Russia and France were also critical of the Israeli operation, Russian Foreign Minister Igor Ivanov said the offensive "isn't a way that could help find a political solution," and called for dialogue with Arafat.
French Foreign Minister Hubert Vedrine criticized Israel's effort to "asphyxiate Arafat."
United States Secretary of State Colin Powell said friday night that he had received assurances from Israel that Arafat would not be harmed. Saudi Crown Prince Abdullah said Friday afternoon that he had received a similar promise from the U.S.
The US Secretary of State, Colin Powell, has also denounced such attacks and urged Arafat to rein in Palestinian militants.
Powell condemned the recent string of attacks that have killed Israeli civilians, and called on Arafat to do more to end them. He said the attacks have destroyed the "guarded optimism" U.S. officials had felt about resuming the peace process.
He added that the Israelis have assured him they do not intend to occupy the Arab areas in the West Bank and Gaza "for some extended period. They are going in to find the terrorists, to pick up weapons," he said.
Shaikh Yassin, 'Operation Affirms Palestinian Determination'
Sheikh Ahmed Yassin, founder and spiritual leader of the Islamic Resistance Movement, Hamas, has affirmed that the martyrdom operation in Netanya had reflected the Palestinian people's determination to defend themselves, their lands, country and holy shrines.
Shaikh Yassin underlined that the operation confirmed that the entire Palestinian people were all commandos and would never surrender regardless of the Zionist enemy's strength or continuation of international collusion.

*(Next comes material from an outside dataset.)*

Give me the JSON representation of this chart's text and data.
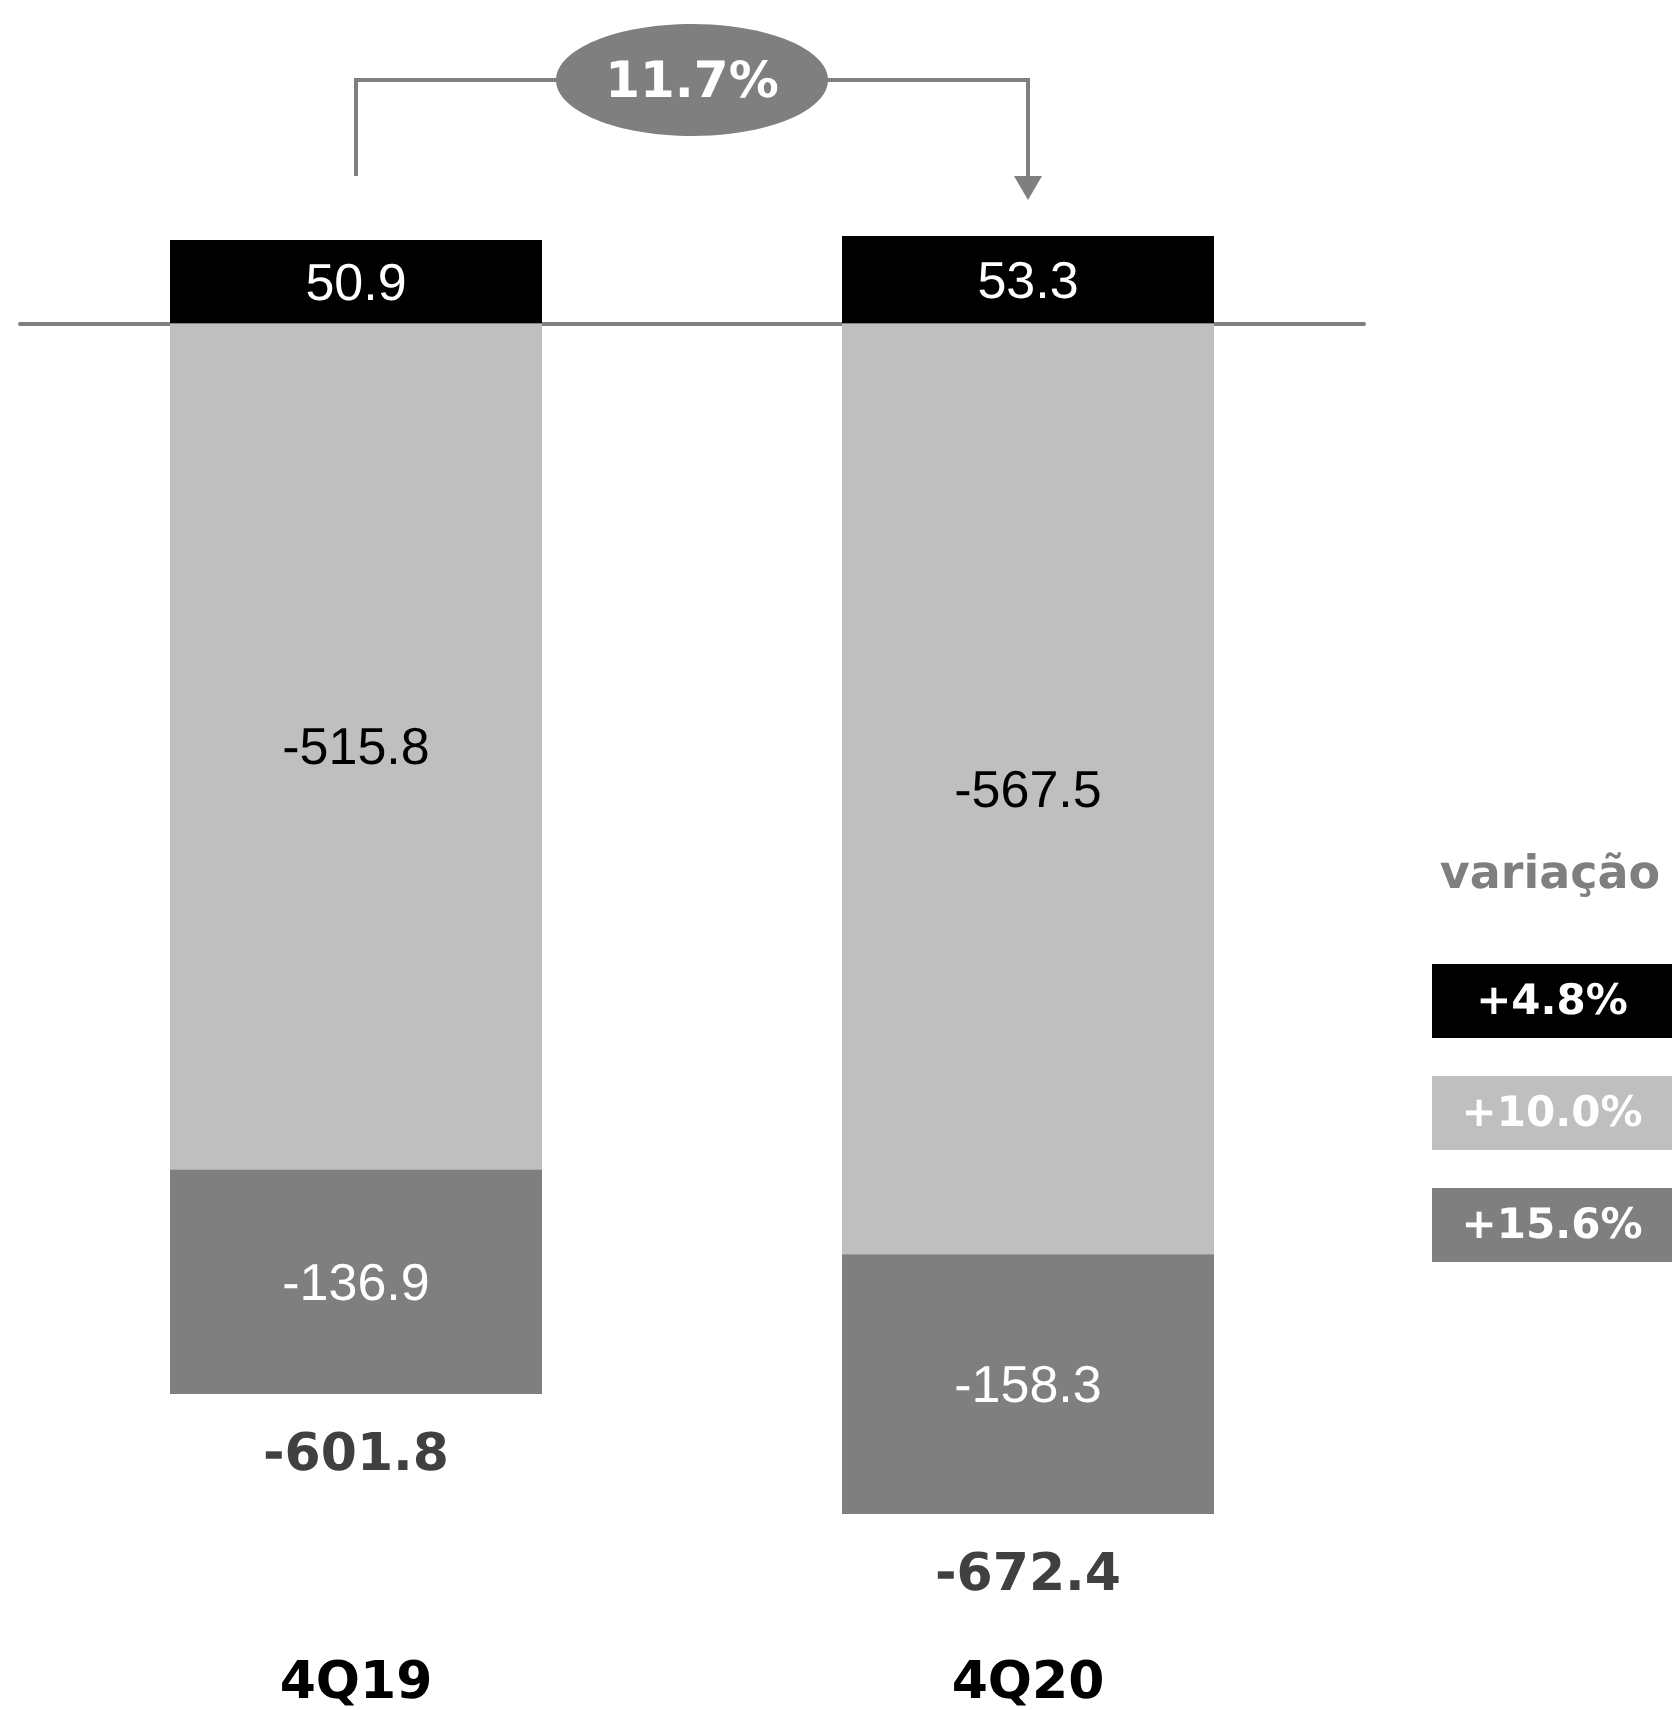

Demonstrations Against Israel
GAZA
Thousands of Palestinians marched on Friday to show support for Arafat and Intifada.
LEBANON
At entrances to the Ein el-Hilweh refugee camp in south Lebanon, Palestinians burned tires to protest the Israeli attacks. Shops and schools were closed as thousands of angry Palestinians took to the streets shouting anti-Israel slogans and waving Palestinian flags.
JORDAN
Palestinian refugees in two camps near Amman, called for jihad, or holy war, and for the removal of the Israeli ambassador from the country. Riot police threw tear gas canisters at hundreds of refugees to prevent them from marching outside the Wihdat camp in an anti-Israel protest. In the heart of the Jordanian capital, heavy police presence confined anti-Israeli protests to the mosques.
SYRIA
Syrian police used water cannons and truncheons to prevent some 2,000 Palestinian protesters in the Yarmouk refugee camp near Damascus from marching toward the U.S. Embassy.
EGYPT
Several hundred Muslim worshippers at Cairo's Al-Azhar Mosque called on Arab leaders to reject normalization of relations with the Jewish state. "Our leaders, open the door to jihad!" they shouted.
Sharon Worse Than Hitler
Sudanese Foreign Minister Mustafa Osman Ismail told state-run radio that "the Israeli barbarism and anarchy" had surpassed the acts of Adolf Hitler. "These are a bunch of thugs who want to destroy and silence the voice of the Palestinian people," Ismail said.